临江河是三峡库区库尾的一条次级河流。成库前,流速较快,河道比降大;但是在三峡水库蓄水以后,由于受到干流回水的顶托作用,临江河部分河段形成回水区(河段),该区域流速大幅减缓、河道变宽、水深加大,水体也由原来的河流型水体转变为湖泊型水体;加之氮磷充足、光照适宜,这些为回水河段的藻类生长提供了适宜条件。为此,论文以临江河回水河段为对象,全面研究了回水河段的富营养化特性、机制及影响因素;在此基础上,采用人工浮床技术对回水河段的富营养化进行防治,并就其机理展开了探讨。研究成果如下:
①通过水质分析、实地调研、TSI评价及因子综合得分评价等方法研究了临江河回水河段的富营养化特性。结果发现:
1)回水河段始终处于富营养化水平,且有逐年加重的趋势,每年的5月和夏秋之交尤为严重,其中回水腹心区的富营养化程度又相对较重。
2)绿藻、硅藻为回水河段的绝对优势藻群,以小球藻、四尾栅藻和颗粒直链藻为常见种。蓝藻为第三优势种群。
3)水温、流速、磷和硅为临江河回水河段富营养化的主要控制因子。统计模型中,多元线性逐步回归模型是较为理想的模型。
②采用灰关联的分析方法评判了临江河回水河段富营养化影响因素影响程度的大小,发现在春季和冬季,水温的影响最大,SiO3-Si次之,TN的影响较小。
③通过物理模拟试验研究了不同条件下藻类的生长与消亡。结果表明:
1)培养水体中Chla含量随时间的变化呈二次曲线的变化模式,其中温度、光照、水动力、泥沙含量和初始氮营养盐水平对藻类比生长速率的影响呈向上抛物线型,而初始TP浓度、硅酸盐浓度对比生长速率的影响呈对数关系。
2)氮、磷及硅的半饱和浓度分别为0.326 mg/L、0.163 mg/L、0.095mg/L。
3)藻类的最适生长条件为:平均水温22℃、硅酸盐浓度1.98mg/L、光照约4000~4200lx、水动力为60 r.p.m。
④论文采用人工浮床技术防治临江河回水河段的富营养化,在此基础上就人工浮床净化效果的影响因素与强化措施进行了探寻。结果发现:
1)美人蕉浮床、风车草浮床对富营养化的防治效果良好,特别是抑藻效果良好。对COD、TN及TP的平均去除率达20%以上,可削减50%以上的Chla。
2)浮床运行的最适水温为25~29℃;植物生长状况与浮床系统的净化能力呈线性关系;较为理想的岛覆盖率可取45%~60%。
3)在植物根系悬挂人工介质是最好的强化措施;而通过机械曝气仅可增加去污能力;增大浮床覆盖率仅对提高Chla的削减能力有明显效果。
⑤论文还还从水力特性、DO特性及物料平衡等方面研究了人工浮床防治富营养化的机理。结果显示,人工浮床系统的实际流态介于理想推流和完全混合流之间;浮床系统沿程(水流方向)和水深方向均形成了良好的DO浓度梯度分布;底泥沉积是人工浮床系统中氮磷的主要去除途径,占氮磷去除总量的60%以上。人工浮床中的植物可通过吸收污染物、改善DO分布、提高DO含量、遮光及化感作用来控制富营养化。
The construction and operation of the three Gorges Reservoir (TGR) will generate tremendous benefits in economy, flood control, hydropower and etc. Meanwhile, the reservoir built also has significant impact on ecological environment, especially on tributaries.
The Linjiang River is located in the upper reach of the Yangtze River. Before the construction of the TGR, the flow velocity of the river was considerably quick. When the TGR started impounding, parts of the Linjiang River became a bay, similar to a lentic reservoir due to the backwater from the Yangtze River, and the hydrodynamics in the bay changed substantially. Equally, the average flow velocity dropped sharply, both the river width and water depth increased significantly. Besides the nutrient concentration in the river is great, together with an appropriate illumination, which provided considerable conditions for algal growth.

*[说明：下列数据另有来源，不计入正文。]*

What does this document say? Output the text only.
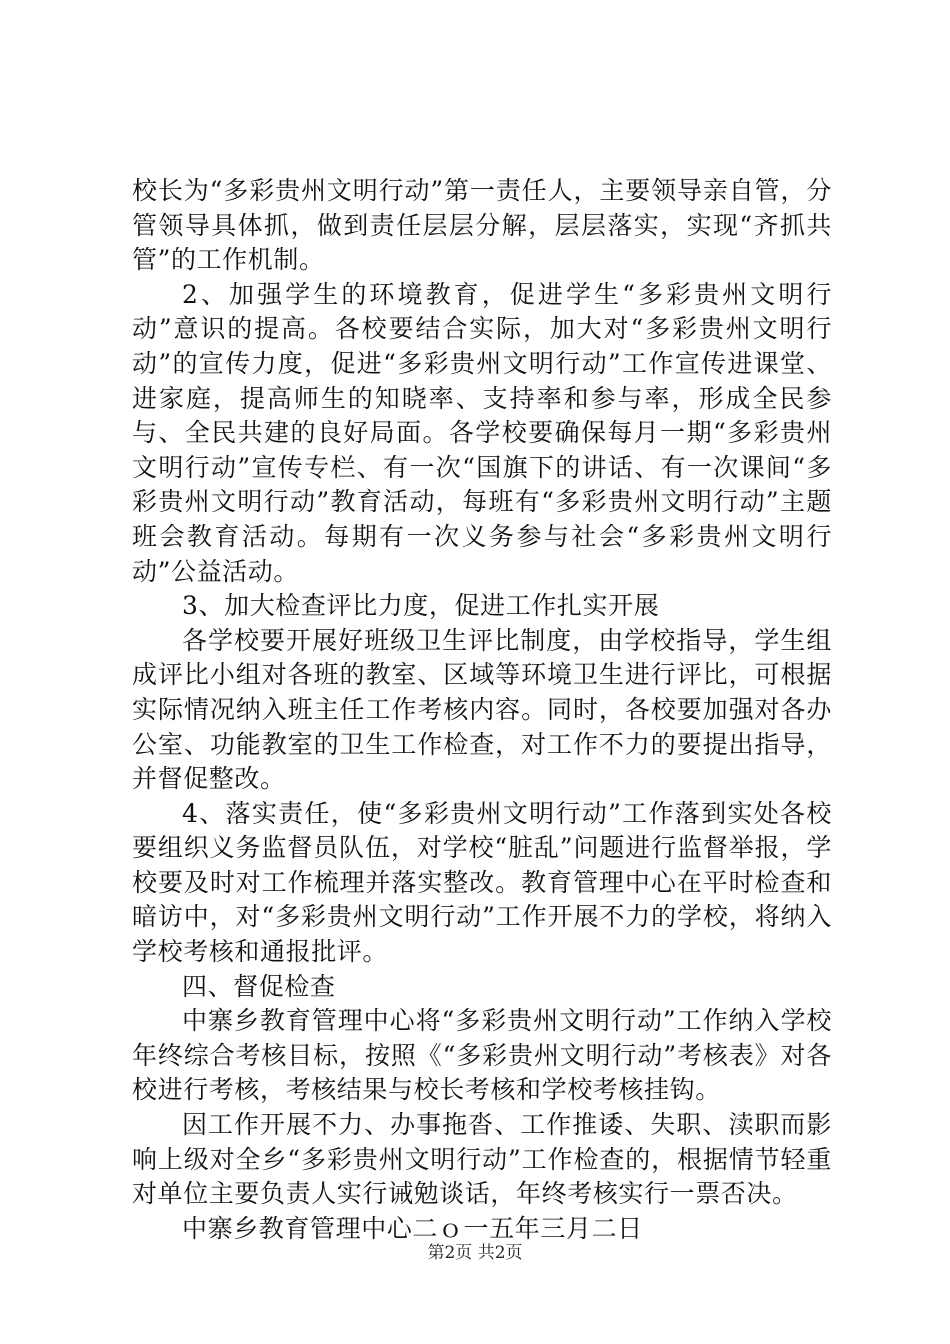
校长为“多彩贵州文明行动”第一责任人，主要领导亲自管，分管领导具体抓，做到责任层层分解，层层落实，实现“齐抓共管”的工作机制。

2、加强学生的环境教育，促进学生“多彩贵州文明行动”意识的提高。各校要结合实际，加大对“多彩贵州文明行动”的宣传力度，促进“多彩贵州文明行动”工作宣传进课堂、进家庭，提高师生的知晓率、支持率和参与率，形成全民参与、全民共建的良好局面。各学校要确保每月一期“多彩贵州文明行动”宣传专栏、有一次“国旗下的讲话、有一次课间“多彩贵州文明行动”教育活动，每班有“多彩贵州文明行动”主题班会教育活动。每期有一次义务参与社会“多彩贵州文明行动”公益活动。

3、加大检查评比力度，促进工作扎实开展

各学校要开展好班级卫生评比制度，由学校指导，学生组成评比小组对各班的教室、区域等环境卫生进行评比，可根据实际情况纳入班主任工作考核内容。同时，各校要加强对各办公室、功能教室的卫生工作检查，对工作不力的要提出指导，并督促整改。

4、落实责任，使“多彩贵州文明行动”工作落到实处各校要组织义务监督员队伍，对学校“脏乱”问题进行监督举报，学校要及时对工作梳理并落实整改。教育管理中心在平时检查和暗访中，对“多彩贵州文明行动”工作开展不力的学校，将纳入学校考核和通报批评。

四、督促检查

中寨乡教育管理中心将“多彩贵州文明行动”工作纳入学校年终综合考核目标，按照《“多彩贵州文明行动”考核表》对各校进行考核，考核结果与校长考核和学校考核挂钩。

因工作开展不力、办事拖沓、工作推诿、失职、渎职而影响上级对全乡“多彩贵州文明行动”工作检查的，根据情节轻重对单位主要负责人实行诫勉谈话，年终考核实行一票否决。

中寨乡教育管理中心二ｏ一五年三月二日

第2页 共2页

Field observations show that the algal bloom occurred in May and between in the summer and in the autumn but neither in the summer nor in the winter, in the backwater reach of the Linjiang River. Therefore, we took the backwater reach of the Linjiang River as an example to study its eutrophication charactertics,mechanism and influencing factors; in addition, the artificial floating bed technique used for eutrophication control as well as its removal mechanisms were also studied.
Firstly, based on one-year monitoring data and field investigation, we studied the eutrophcation charactertics in the backwater reach of the Linjiang River, and then the trophic state of the reach was assessed using trophic state index and principal component analysis. The study indicated that the trophic state of the backwater reach was consitently eutrophic, and exhibited a aggravated trend. And the trophic state was the most serious in the middle reach of the backwaters in terms of the spatial variety.
The Chlorophyta and diatiom were the predominat species in the reach, and followed by Cyanophyta.
Additionally, we found that the temperature, the flow velocity, phosphorus and silion were the critical factors inducing the eutrophication in the reach, and the multivariate regression model exhibited the best accuracy among statistical models.
Secondly, the influencing degree of related factors associated with the eutrophcation in the backwater reach was studied by gray relational analysis, and results revealed that the temperature has the greatest impact on the eutrophication, followed by SiO_3-Si, and TN ranked the last.
Through the simulation test, the algal growth and death was studied. The study indicated that: The algal growth exhbibed a quadratic relationship with the water temperature, light intensity, the flow velocity, the TSS, the nitrogen leval, but a logarithm realationship with phosphorus and silicon, respectively. The semi-saturation concentration of nitrogen, phosphorus and silicon was 0.326 mg/L, 0.163 mg/L, 0.095mg/L, respectively. The optimal condition for algal growth was at 22℃in temperature, 1.98mg/L in silicon, 4000~4200lx in light and 60 r.p.m.
In addition, the artificial floating bed was taken as an alternative to control the eutrophication in the backwaters, and the study demonstrated that the floating bed vegetated with Acorus calamus s for Canna indica exhibited a great potential to control the eutrophication, especially on the control of the algal growth.
Also, we studied the effect of the temperature, the coverage of the floating bed and, the plant growth on the removal effect of artificial floating beds, and found that the optimal temperature and coverage were 25~29℃and 45%~60%, respectively, and the removal effect exhbibed a linear realationship with the plant growth.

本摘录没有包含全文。